As soon as we headed from the swampy flatlands over the U.S. Highway 1 bridge and into Key Largo, we knew that we were someplace much different. This 33-mile-long key of limestone and fossilized coral holds a rich history. Pirates and exiles frequented this land in its earliest days. The charts made in 1639, of Dutch cartographer Johannes Vingboons, named this location “Caio dos 12 Ligues.” Spanish explorers later mapped this area for sunken treasure exploration, naming the island “Cayo Largo.”
“Key Largo” is the recognizable name today, yet it still remains a refuge of sorts as around 10,500 residents now call it home.
Andrew Morris came here for the world-class scuba diving, the instruction leading him naturally into kayak guiding and outfitting. The bayside sunsets on the west side of the Key, made it easy to stay. “It’s the most serene, pristine environment,” Morris said. “I love being on the calm, glassy water— when you’re out there on the water it’s like your part of it.”

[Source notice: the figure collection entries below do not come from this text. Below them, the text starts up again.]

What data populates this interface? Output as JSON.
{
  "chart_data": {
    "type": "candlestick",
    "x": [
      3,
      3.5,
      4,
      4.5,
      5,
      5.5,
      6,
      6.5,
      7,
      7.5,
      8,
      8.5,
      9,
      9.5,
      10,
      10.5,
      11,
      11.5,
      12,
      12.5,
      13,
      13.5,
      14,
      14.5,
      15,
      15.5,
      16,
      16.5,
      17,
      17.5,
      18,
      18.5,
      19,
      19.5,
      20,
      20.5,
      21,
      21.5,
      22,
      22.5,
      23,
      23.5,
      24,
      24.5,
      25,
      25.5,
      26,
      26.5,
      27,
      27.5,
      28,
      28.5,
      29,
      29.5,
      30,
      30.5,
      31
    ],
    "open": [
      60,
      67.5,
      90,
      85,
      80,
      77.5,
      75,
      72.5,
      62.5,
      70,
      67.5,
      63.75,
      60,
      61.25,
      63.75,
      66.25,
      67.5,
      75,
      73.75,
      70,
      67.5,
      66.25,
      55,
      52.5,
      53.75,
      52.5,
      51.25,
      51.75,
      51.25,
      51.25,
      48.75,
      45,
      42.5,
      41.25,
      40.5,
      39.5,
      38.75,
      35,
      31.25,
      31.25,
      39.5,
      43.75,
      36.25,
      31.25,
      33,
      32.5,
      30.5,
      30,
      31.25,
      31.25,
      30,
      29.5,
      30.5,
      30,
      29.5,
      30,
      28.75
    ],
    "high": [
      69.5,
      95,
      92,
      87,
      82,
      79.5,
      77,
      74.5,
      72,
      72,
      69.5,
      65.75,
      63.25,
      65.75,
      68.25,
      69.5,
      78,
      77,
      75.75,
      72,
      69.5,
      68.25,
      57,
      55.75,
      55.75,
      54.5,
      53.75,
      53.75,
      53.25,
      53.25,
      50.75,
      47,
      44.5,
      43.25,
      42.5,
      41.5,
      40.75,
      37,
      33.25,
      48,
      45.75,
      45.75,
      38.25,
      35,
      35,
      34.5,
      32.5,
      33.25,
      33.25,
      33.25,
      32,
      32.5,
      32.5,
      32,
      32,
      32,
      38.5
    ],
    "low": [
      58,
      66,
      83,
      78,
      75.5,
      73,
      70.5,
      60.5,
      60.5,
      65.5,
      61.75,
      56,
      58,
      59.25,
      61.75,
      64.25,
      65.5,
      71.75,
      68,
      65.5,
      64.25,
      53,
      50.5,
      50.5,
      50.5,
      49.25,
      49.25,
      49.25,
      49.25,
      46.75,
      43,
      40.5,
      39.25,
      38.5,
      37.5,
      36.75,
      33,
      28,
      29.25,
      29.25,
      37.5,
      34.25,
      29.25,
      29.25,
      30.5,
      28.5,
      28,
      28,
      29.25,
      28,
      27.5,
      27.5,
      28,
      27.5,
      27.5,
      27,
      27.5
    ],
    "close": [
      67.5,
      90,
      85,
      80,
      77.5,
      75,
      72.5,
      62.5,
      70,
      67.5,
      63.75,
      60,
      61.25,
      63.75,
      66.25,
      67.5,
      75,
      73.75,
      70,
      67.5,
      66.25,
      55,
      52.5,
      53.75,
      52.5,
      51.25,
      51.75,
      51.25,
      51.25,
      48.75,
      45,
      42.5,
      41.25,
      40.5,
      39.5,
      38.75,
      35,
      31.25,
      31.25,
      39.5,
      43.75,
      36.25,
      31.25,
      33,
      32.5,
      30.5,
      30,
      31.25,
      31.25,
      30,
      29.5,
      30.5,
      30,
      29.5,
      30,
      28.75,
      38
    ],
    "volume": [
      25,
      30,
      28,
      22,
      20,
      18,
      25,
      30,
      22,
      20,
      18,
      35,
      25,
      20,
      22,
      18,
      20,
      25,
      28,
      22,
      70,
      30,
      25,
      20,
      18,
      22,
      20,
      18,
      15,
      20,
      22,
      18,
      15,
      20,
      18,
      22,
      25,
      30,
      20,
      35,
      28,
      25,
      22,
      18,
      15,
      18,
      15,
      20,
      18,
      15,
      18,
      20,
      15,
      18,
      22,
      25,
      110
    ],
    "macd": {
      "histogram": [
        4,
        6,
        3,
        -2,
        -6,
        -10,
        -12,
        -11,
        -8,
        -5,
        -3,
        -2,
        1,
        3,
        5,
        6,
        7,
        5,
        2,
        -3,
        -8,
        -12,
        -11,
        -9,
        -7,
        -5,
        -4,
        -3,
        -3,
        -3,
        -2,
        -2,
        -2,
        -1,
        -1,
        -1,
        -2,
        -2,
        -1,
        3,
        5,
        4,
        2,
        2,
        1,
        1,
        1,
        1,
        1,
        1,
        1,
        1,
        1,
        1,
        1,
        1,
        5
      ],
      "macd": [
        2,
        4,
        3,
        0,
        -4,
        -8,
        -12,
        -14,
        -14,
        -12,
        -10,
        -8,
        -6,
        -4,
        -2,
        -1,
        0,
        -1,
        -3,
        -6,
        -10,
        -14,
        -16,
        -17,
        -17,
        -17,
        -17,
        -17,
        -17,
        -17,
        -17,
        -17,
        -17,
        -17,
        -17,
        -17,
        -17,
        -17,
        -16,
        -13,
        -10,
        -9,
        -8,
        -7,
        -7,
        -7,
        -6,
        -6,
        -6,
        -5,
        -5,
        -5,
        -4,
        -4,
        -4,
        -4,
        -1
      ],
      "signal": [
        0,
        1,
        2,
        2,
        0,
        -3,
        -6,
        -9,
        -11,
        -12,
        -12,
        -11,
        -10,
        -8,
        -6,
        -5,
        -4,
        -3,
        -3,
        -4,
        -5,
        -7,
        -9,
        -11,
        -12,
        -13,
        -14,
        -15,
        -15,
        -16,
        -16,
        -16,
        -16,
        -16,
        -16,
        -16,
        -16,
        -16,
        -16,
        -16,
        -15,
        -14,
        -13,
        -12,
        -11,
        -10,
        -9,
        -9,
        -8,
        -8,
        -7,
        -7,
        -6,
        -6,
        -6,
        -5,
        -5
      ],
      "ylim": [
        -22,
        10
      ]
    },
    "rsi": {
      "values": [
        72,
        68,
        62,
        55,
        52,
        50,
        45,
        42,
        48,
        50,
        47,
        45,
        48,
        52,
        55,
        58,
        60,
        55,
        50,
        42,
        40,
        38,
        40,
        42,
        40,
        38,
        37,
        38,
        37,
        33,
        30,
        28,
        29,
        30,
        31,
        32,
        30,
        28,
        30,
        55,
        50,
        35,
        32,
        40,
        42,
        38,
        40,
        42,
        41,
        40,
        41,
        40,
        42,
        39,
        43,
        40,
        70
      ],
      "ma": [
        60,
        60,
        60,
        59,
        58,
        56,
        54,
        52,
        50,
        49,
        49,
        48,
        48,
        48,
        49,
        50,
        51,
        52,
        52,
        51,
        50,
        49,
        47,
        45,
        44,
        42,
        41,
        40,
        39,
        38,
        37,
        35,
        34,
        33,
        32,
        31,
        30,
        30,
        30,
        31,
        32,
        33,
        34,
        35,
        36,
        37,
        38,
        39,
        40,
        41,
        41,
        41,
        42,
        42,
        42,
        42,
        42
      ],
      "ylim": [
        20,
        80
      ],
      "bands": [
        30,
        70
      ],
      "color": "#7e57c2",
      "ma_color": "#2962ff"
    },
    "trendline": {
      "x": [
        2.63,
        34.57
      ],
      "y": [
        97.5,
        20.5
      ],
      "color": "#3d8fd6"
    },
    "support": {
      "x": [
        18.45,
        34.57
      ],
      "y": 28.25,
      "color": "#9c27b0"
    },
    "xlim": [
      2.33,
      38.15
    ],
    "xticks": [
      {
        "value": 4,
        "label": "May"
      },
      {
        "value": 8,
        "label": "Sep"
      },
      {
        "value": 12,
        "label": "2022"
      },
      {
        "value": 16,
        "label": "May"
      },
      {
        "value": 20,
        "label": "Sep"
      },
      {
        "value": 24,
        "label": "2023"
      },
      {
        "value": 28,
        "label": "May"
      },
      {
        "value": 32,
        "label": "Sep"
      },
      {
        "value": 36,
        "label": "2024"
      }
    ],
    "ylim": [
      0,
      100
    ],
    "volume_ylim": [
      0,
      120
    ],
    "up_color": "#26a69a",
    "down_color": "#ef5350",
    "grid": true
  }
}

It wasn’t hard to spot Morris, in his bright sun hat, just as it wasn’t hard to spot Florida Bay Outfitters, where he works. The colorful selection of kayaks, and the sound of gravel crunching in and out of the parking lot lured us into this indispensable stop for maps, touring and fishing kayaks, SUPs and sunscreen—with expert advice and a few popular shop pets to welcome adventurers.
A huge number of possible adventure options are housed in the waterproof maps FBO includes with sales and rentals. Fortunately we had Morris—potentially a descendant of pirates—to point us in the right direction to find the paddling treasure. What about the best one-day option within reach? Morris smiled.
“If you want the best of fishing and paddling, look no further than Rattlesnake Key,” Morris exclaimed. “Loads of snappers at the base of mangroves. Juvenile tarpon cruise through all the time. And keep your eye out for the fiery barracudas that cruise through looking for meals.”
He pointed back to the map, “Find your way to Upper Sound Point on Rattlesnake Key at low tide,” he said. “The flats fishing there is not to be missed.”
The only thing missing from the equation was fishing gear. Fortunately, Pete’s Pro Shop—a must-stop for interested anglers—is only a short drive from FBOs. The dedicated staff at Pete’s has an interesting organizational method for fishing gear, with sections dedicated by species. A complete beginner would feel at ease searching out the appropriate gear; the advanced angler acknowledging a professional touch with no shortage of key advice.
Loaded up, we paddled out on the east, Atlantic side toward Rattlesnake Key.
“It feels like we’re paddling on the moon,” Aaron said, assessing the suddenly empty coral surroundings toward the northeast end of the key, paddling past a shipwreck landmark, and then getting out to explore the enclosed reef fish and crab scurrying among the tide pools.
On the paddle home we discussed just how quickly a side-venture off the Highway 1 strip of businesses leaves any tourist crowds immediately behind. After looking at the next possibilities on the map, and spitballing ideas with the local guides, we realized what an easy jumping-off point the Keys present paddlers wanting easy, instant access to a totally unique, yet forgiving environment. When the mid-day heat and the winds don’t cooperate, there’s still a place to paddle with the mangroves offering respite. The talk turned to multi-day itineraries, shuttled downwind paddling adventures. We’d only scratched the surface. We needed more water, and more time.
We ended the day at a Cuban cafe known for café con leches with sweetbread in the morning and grilled shrimp by night. In the glowing dusk light, that edge-of-the earth feeling returned. Bright sand melted into the wild turquoise of the Atlantic Ocean. On the wild and beautiful horizon, billowing thunderheads reached into the atmosphere as vivid orange starfish slowly worked their way on the sandy flats. Tarpon of a bull shark’s stature plowed the waters searching for the next meal.
With a taste for more, we eyed another magic sunset tour back into the mangroves.